Corriere del Veneto (Padova e Rovigo)

Lega, cresce la richiesta del congresso

Zaia: «In Veneto tanti potrebbero entrare nel governo» Stefani: «Chi parla di tensioni non rappresent­a la base»

- Marco Bonet

Quella foto pubblicata ieri su tutti i giornali, in cui si vede Matteo Salvini a Roma circondato dai nuovi sottosegre­tari della Lega (lombardi - tanti - ma anche laziali, liguri, emiliano romagnoli, friul-giuliani, pugliesi) proprio non va giù ai lighisti veneti, rimasti esclusi dal ritorno del Carroccio al governo con l’unica eccezione della vicentina Erika Stefani, costretta però a passare dal ministero degli Affari regionali (che a queste latitudini significa ministero dell’autonomia) a quello della disabilità. Pesa, soprattutt­o, il «taglia fuori» nei dicasteri che gestiranno il Recovery Fund: Economia, Sviluppo economico, Transizion­e ecologica, Infrastrut­ture. E comincia a salire, forte, la richiesta di un congresso, regionale ma anche nazionale. Per la prima volta, insomma, la leadership di Matteo Salvini, fin qui granitica, viene messa in discussion­e.

I colonnelli parlano di una «reazione a catena» destinata ad avere pesanti ripercussi­oni che «solo chi conosce la Lega può intuire». Molti restano coperti per il momento, ben conoscendo la facilità con cui nel Carroccio si firmano sospension­i ed espulsioni, ma per tutti ci ha messo la faccia l’ex segretario, e ora eurodeputa­to, Gianantoni­o Da Re, vecchia guardia che non ha mai avuto peli sulla lingua, figuriamoc­i ora che osserva tutto da Strasburgo. Il suo attacco frontale al neo coordinato­re regionale Alberto Stefani («Abbiamo pagato la sua inesperien­za» ha detto al Gazzettino) non è passato inosservat­o, come non è sfuggita la lamentazio­ne del sindaco di Treviso, e presidente di Anci Veneto, Mario Conte, sull’assenza degli amministra­tori nella compagine di governo. I parlamenta­ri si sono chiusi in un impenetrab­ile silenzio (a cominciare da Massimo Bitonci, che tutti davano per scontato di nuovo all’economia) mentre i consiglier­i regionali, che rivendican­o orgogliosi d’essere la vera voce del territorio, «eletti e non nominati», gettano sale sulle ferite. Si ripropone, dunque, l’eterno dualismo con i lombardi, veri padroni del partito «nonostante qui la Lega abbia da sempre risultati più brillanti» e «loro lì abbiano colleziona­to una figuraccia dietro l’altra durante la pandemia». A Venezia ne sono certi: la stra-vittoria di Luca Zaia alle ultime Regionali, con un plebiscita­rio 76%, ha segnato uno spartiacqu­e. Se a questo aggiungiam­o i continui cambi di linea, «prima sovranista, poi sudista, poi coi 5 Stelle, ora con Draghi, fuori dall’euro, dentro l’euro», l’incauto errore del Papeete e la flessione nei sondaggi, ecco che molti cominciano a carezzare l’idea di un ribaltone al congresso, «che ci era stato promesso già questa primavera». C’è perfino chi ha preso a domandare in giro se davvero il nome di Salvini debba stare per forza nel simbolo. «E poi perché lui “premier”?».

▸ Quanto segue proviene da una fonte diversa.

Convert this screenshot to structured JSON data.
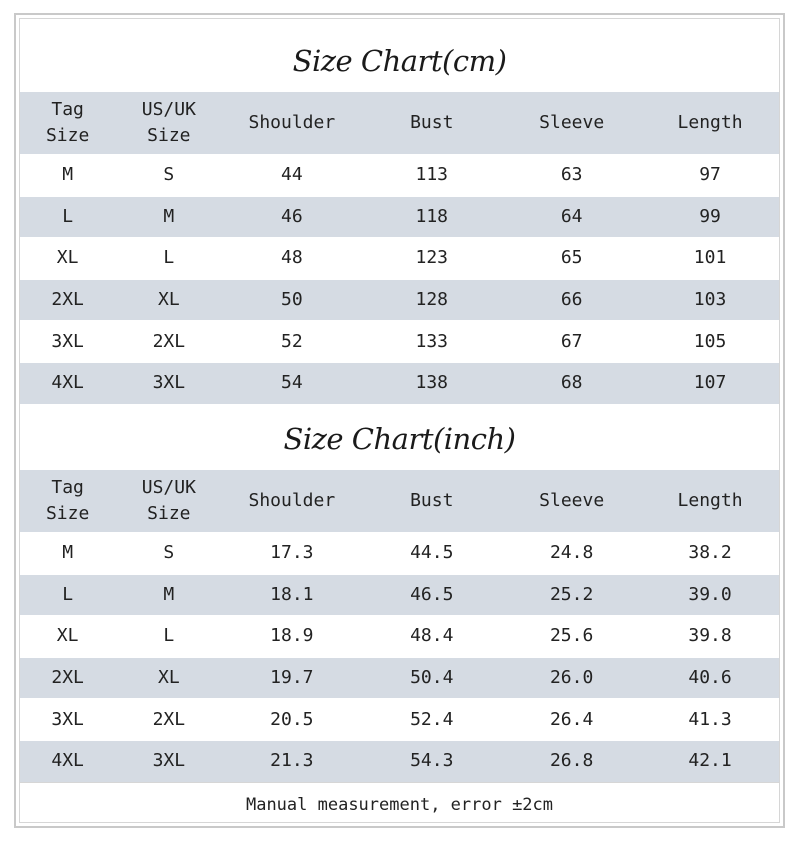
{
  "cm_chart": {
    "title": "Size Chart(cm)",
    "headers": {
      "tag_line1": "Tag",
      "tag_line2": "Size",
      "us_line1": "US/UK",
      "us_line2": "Size",
      "shoulder": "Shoulder",
      "bust": "Bust",
      "sleeve": "Sleeve",
      "length": "Length"
    },
    "rows": [
      {
        "tag": "M",
        "us": "S",
        "shoulder": "44",
        "bust": "113",
        "sleeve": "63",
        "length": "97"
      },
      {
        "tag": "L",
        "us": "M",
        "shoulder": "46",
        "bust": "118",
        "sleeve": "64",
        "length": "99"
      },
      {
        "tag": "XL",
        "us": "L",
        "shoulder": "48",
        "bust": "123",
        "sleeve": "65",
        "length": "101"
      },
      {
        "tag": "2XL",
        "us": "XL",
        "shoulder": "50",
        "bust": "128",
        "sleeve": "66",
        "length": "103"
      },
      {
        "tag": "3XL",
        "us": "2XL",
        "shoulder": "52",
        "bust": "133",
        "sleeve": "67",
        "length": "105"
      },
      {
        "tag": "4XL",
        "us": "3XL",
        "shoulder": "54",
        "bust": "138",
        "sleeve": "68",
        "length": "107"
      }
    ]
  },
  "inch_chart": {
    "title": "Size Chart(inch)",
    "headers": {
      "tag_line1": "Tag",
      "tag_line2": "Size",
      "us_line1": "US/UK",
      "us_line2": "Size",
      "shoulder": "Shoulder",
      "bust": "Bust",
      "sleeve": "Sleeve",
      "length": "Length"
    },
    "rows": [
      {
        "tag": "M",
        "us": "S",
        "shoulder": "17.3",
        "bust": "44.5",
        "sleeve": "24.8",
        "length": "38.2"
      },
      {
        "tag": "L",
        "us": "M",
        "shoulder": "18.1",
        "bust": "46.5",
        "sleeve": "25.2",
        "length": "39.0"
      },
      {
        "tag": "XL",
        "us": "L",
        "shoulder": "18.9",
        "bust": "48.4",
        "sleeve": "25.6",
        "length": "39.8"
      },
      {
        "tag": "2XL",
        "us": "XL",
        "shoulder": "19.7",
        "bust": "50.4",
        "sleeve": "26.0",
        "length": "40.6"
      },
      {
        "tag": "3XL",
        "us": "2XL",
        "shoulder": "20.5",
        "bust": "52.4",
        "sleeve": "26.4",
        "length": "41.3"
      },
      {
        "tag": "4XL",
        "us": "3XL",
        "shoulder": "21.3",
        "bust": "54.3",
        "sleeve": "26.8",
        "length": "42.1"
      }
    ]
  },
  "footer": {
    "note": "Manual measurement, error ±2cm"
  },
  "colors": {
    "stripe": "#d5dbe3",
    "border": "#c9c9c9",
    "text": "#222222"
  }
}
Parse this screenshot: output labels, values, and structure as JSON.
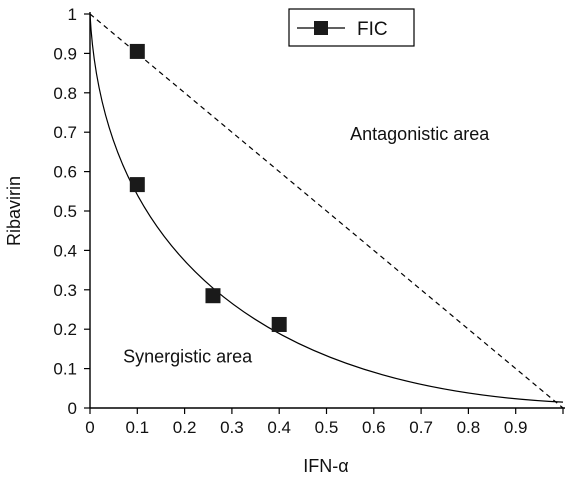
{
  "chart_data": {
    "type": "scatter",
    "xlabel": "IFN-α",
    "ylabel": "Ribavirin",
    "xlim": [
      0,
      1
    ],
    "ylim": [
      0,
      1
    ],
    "x_ticks": [
      "0",
      "0.1",
      "0.2",
      "0.3",
      "0.4",
      "0.5",
      "0.6",
      "0.7",
      "0.8",
      "0.9"
    ],
    "y_ticks": [
      "0",
      "0.1",
      "0.2",
      "0.3",
      "0.4",
      "0.5",
      "0.6",
      "0.7",
      "0.8",
      "0.9",
      "1"
    ],
    "grid": false,
    "legend_position": "top-right",
    "series": [
      {
        "name": "FIC",
        "marker": "square",
        "points": [
          {
            "x": 0.1,
            "y": 0.905
          },
          {
            "x": 0.1,
            "y": 0.567
          },
          {
            "x": 0.26,
            "y": 0.285
          },
          {
            "x": 0.4,
            "y": 0.212
          }
        ]
      }
    ],
    "reference_lines": [
      {
        "style": "dashed",
        "from": [
          0,
          1
        ],
        "to": [
          1,
          0
        ]
      },
      {
        "style": "solid",
        "shape": "curve",
        "from": [
          0,
          1
        ],
        "to": [
          1,
          0.015
        ]
      }
    ],
    "annotations": [
      {
        "text": "Antagonistic area",
        "x": 0.55,
        "y": 0.68
      },
      {
        "text": "Synergistic area",
        "x": 0.07,
        "y": 0.115
      }
    ],
    "colors": {
      "marker": "#1a1a1a",
      "line": "#000000"
    }
  }
}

Zaia coglie i malumori ma come d’abitudine si tiene lontano dalla mischia, limitandos­i a sottolinea­re che «la Lega in Veneto ha molte profession­alità che si possono spendere al governo, lo abbiamo dimostrato nel tempo» mentre Stefani guarda avanti: «Le “tensioni nella Lega” sono figlie di ricostruzi­oni anonime, amplificat­e, che non rappresent­ano assolutame­nte la nostra base. Tra i militanti c’è entusiasmo, in questi giorni stanno entrando nel partito una decina di nuovi sindaci, i parlamenta­ri sono al lavoro su dossier importanti, dai vaccini al lavoro, dalle scuole alle cartelle esattorial­i. Noi pensiamo a crescere, lasciamo ad altri le polemiche».